Bezos, Washington Post'u destekledi, gazete 200 bin abone kaybetti
Washington Post'un sahibi Jeff Bezos, ABD'deki ana akım medyada güçlü bir yeri olan gazetesinin 36 yıldan sonra ilk defa "hiçbir adaya destek vermeme" kararına ilişkin açıklamada bulundu. Bezos, tepkilere rağmen, gazetenin destek açıklamama kararını savunarak "Gazetenin bir başkan adayını desteklemesinin seçimlerde kritik etkisi yok. Bir adayı destekleme, yalnızca bağımsız olunmadığı algısı yaratır. Doğru olan bunu sona erdirmektir" ifadelerini kullandı. Bezos, gazetesinde yayınlanan açıklamasının devamında şu cümlelere yer verdi:
“Pennsylvania'daki hiçbir kararsız seçmen 'Gazete A'nın desteğine uyacağım' demeyecek. Hiçbiri. Başkanlık desteklerinin gerçekte yaptığı şey bir önyargı algısı yaratmaktır. Bağımsız olmadıkları algısı. Bunları sona erdirmek ilkeli bir karardır ve doğru olanı da budur."
200 bin abone kaybetti
Gazetenin aday desteği açıklamama kararı, büyük tepkilere yol açtı. Demokrat Kamala Harris ile Cumhuriyetçi Donald Trump'ın yarıştığı ABD başkanlık seçimlerinde hiçbir adaya destek vermeme kararı almasının ardından editör kurulundan 3 kişinin istifa ettiği belirtilmişti. ABD Ulusal Halk Radyosu'nun (NPR) raporunda da kararın ardından yaklaşık 200 bin dijital aboneliğin iptal edildiği bildirildi.
Ne olmuştu?
ABD'nin en etkili yayın organlarından biri olan The Washington Post, 5 Kasım'daki seçimlerde herhangi bir adaya yönelik destek açıklamama kararı almıştı. Gazeteden yapılan açıklamada, "Ne bu seçimde ne de gelecekteki herhangi bir başkanlık seçiminde herhangi bir başkan adayını desteklemeyeceğiz" denilmiş ve "Köklerimize geri dönüyoruz" ifadeleri kullanılmıştı.
Neden?
ABD medyası, genellikle, seçimler öncesinde başkan adayları arasında kimi destekleyeceğini duyuruyor.
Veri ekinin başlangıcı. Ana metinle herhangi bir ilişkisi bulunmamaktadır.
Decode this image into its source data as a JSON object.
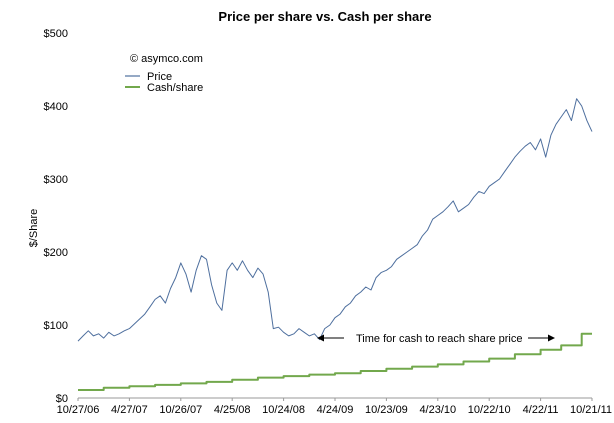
{
  "chart_data": {
    "type": "line",
    "title": "Price per share vs. Cash per share",
    "ylabel": "$/Share",
    "xlabel": "",
    "ylim": [
      0,
      500
    ],
    "y_ticks": [
      0,
      100,
      200,
      300,
      400,
      500
    ],
    "y_tick_labels": [
      "$0",
      "$100",
      "$200",
      "$300",
      "$400",
      "$500"
    ],
    "x_tick_labels": [
      "10/27/06",
      "4/27/07",
      "10/26/07",
      "4/25/08",
      "10/24/08",
      "4/24/09",
      "10/23/09",
      "4/23/10",
      "10/22/10",
      "4/22/11",
      "10/21/11"
    ],
    "grid": false,
    "legend": {
      "placement": "top-left",
      "copyright": "© asymco.com"
    },
    "annotation": "Time for cash to reach share price",
    "series": [
      {
        "name": "Price",
        "color": "#4e6f9e",
        "x": [
          0,
          0.1,
          0.2,
          0.3,
          0.4,
          0.5,
          0.6,
          0.7,
          0.8,
          0.9,
          1.0,
          1.15,
          1.3,
          1.4,
          1.5,
          1.6,
          1.7,
          1.8,
          1.9,
          2.0,
          2.1,
          2.2,
          2.3,
          2.4,
          2.5,
          2.6,
          2.7,
          2.8,
          2.9,
          3.0,
          3.05,
          3.1,
          3.2,
          3.3,
          3.4,
          3.5,
          3.6,
          3.7,
          3.8,
          3.9,
          4.0,
          4.1,
          4.2,
          4.3,
          4.4,
          4.5,
          4.6,
          4.7,
          4.8,
          4.9,
          5.0,
          5.1,
          5.2,
          5.3,
          5.4,
          5.5,
          5.6,
          5.7,
          5.8,
          5.9,
          6.0,
          6.1,
          6.2,
          6.3,
          6.4,
          6.5,
          6.6,
          6.7,
          6.8,
          6.9,
          7.0,
          7.1,
          7.2,
          7.3,
          7.4,
          7.5,
          7.6,
          7.7,
          7.8,
          7.9,
          8.0,
          8.1,
          8.2,
          8.3,
          8.4,
          8.5,
          8.6,
          8.7,
          8.8,
          8.9,
          9.0,
          9.1,
          9.2,
          9.3,
          9.4,
          9.5,
          9.6,
          9.7,
          9.8,
          9.9,
          10.0
        ],
        "values": [
          78,
          85,
          92,
          85,
          88,
          82,
          90,
          85,
          88,
          92,
          95,
          105,
          115,
          125,
          135,
          140,
          130,
          150,
          165,
          185,
          170,
          145,
          175,
          195,
          190,
          155,
          130,
          120,
          175,
          185,
          180,
          175,
          188,
          175,
          165,
          178,
          170,
          145,
          95,
          97,
          90,
          85,
          88,
          95,
          90,
          85,
          88,
          80,
          95,
          100,
          110,
          115,
          125,
          130,
          140,
          145,
          152,
          148,
          165,
          172,
          175,
          180,
          190,
          195,
          200,
          205,
          210,
          222,
          230,
          245,
          250,
          255,
          262,
          270,
          255,
          260,
          265,
          275,
          283,
          280,
          290,
          295,
          300,
          310,
          320,
          330,
          338,
          345,
          350,
          340,
          355,
          330,
          360,
          375,
          385,
          395,
          380,
          410,
          400,
          380,
          365
        ]
      },
      {
        "name": "Cash/share",
        "color": "#72a84c",
        "x": [
          0,
          0.5,
          0.5,
          1.0,
          1.0,
          1.5,
          1.5,
          2.0,
          2.0,
          2.5,
          2.5,
          3.0,
          3.0,
          3.5,
          3.5,
          4.0,
          4.0,
          4.5,
          4.5,
          5.0,
          5.0,
          5.5,
          5.5,
          6.0,
          6.0,
          6.5,
          6.5,
          7.0,
          7.0,
          7.5,
          7.5,
          8.0,
          8.0,
          8.5,
          8.5,
          9.0,
          9.0,
          9.4,
          9.4,
          9.8,
          9.8,
          10.0
        ],
        "values": [
          11,
          11,
          14,
          14,
          16,
          16,
          18,
          18,
          20,
          20,
          22,
          22,
          25,
          25,
          28,
          28,
          30,
          30,
          32,
          32,
          34,
          34,
          37,
          37,
          40,
          40,
          43,
          43,
          46,
          46,
          50,
          50,
          54,
          54,
          60,
          60,
          66,
          66,
          72,
          72,
          88,
          88
        ]
      }
    ]
  }
}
Ancak bu, medyanın bağımsızlığı açısından tartışılan bir konu. ABD'de, ana akım sol liberal medyanın büyük oranda Demokrat adayları, sağ muhafazakar medyanın ise Cumhuriyetçi adayları desteklediği biliniyor. Bu kapsamda da Washington Post'un Kamala Harris'e destek açıklamaktan vazgeçtiği değerlendiriliyor. Bu da büyük tepkilere yol açıyor.
Yine de analistler, ABD'de artan kutuplaşma ve medya şirketlerinin yaşadığı ekonomik zorluklar nedeniyle yayın organlarının tarafsız görünmek ve bu şekilde abone kaybetmemek için çabaladığını ifade ediyor.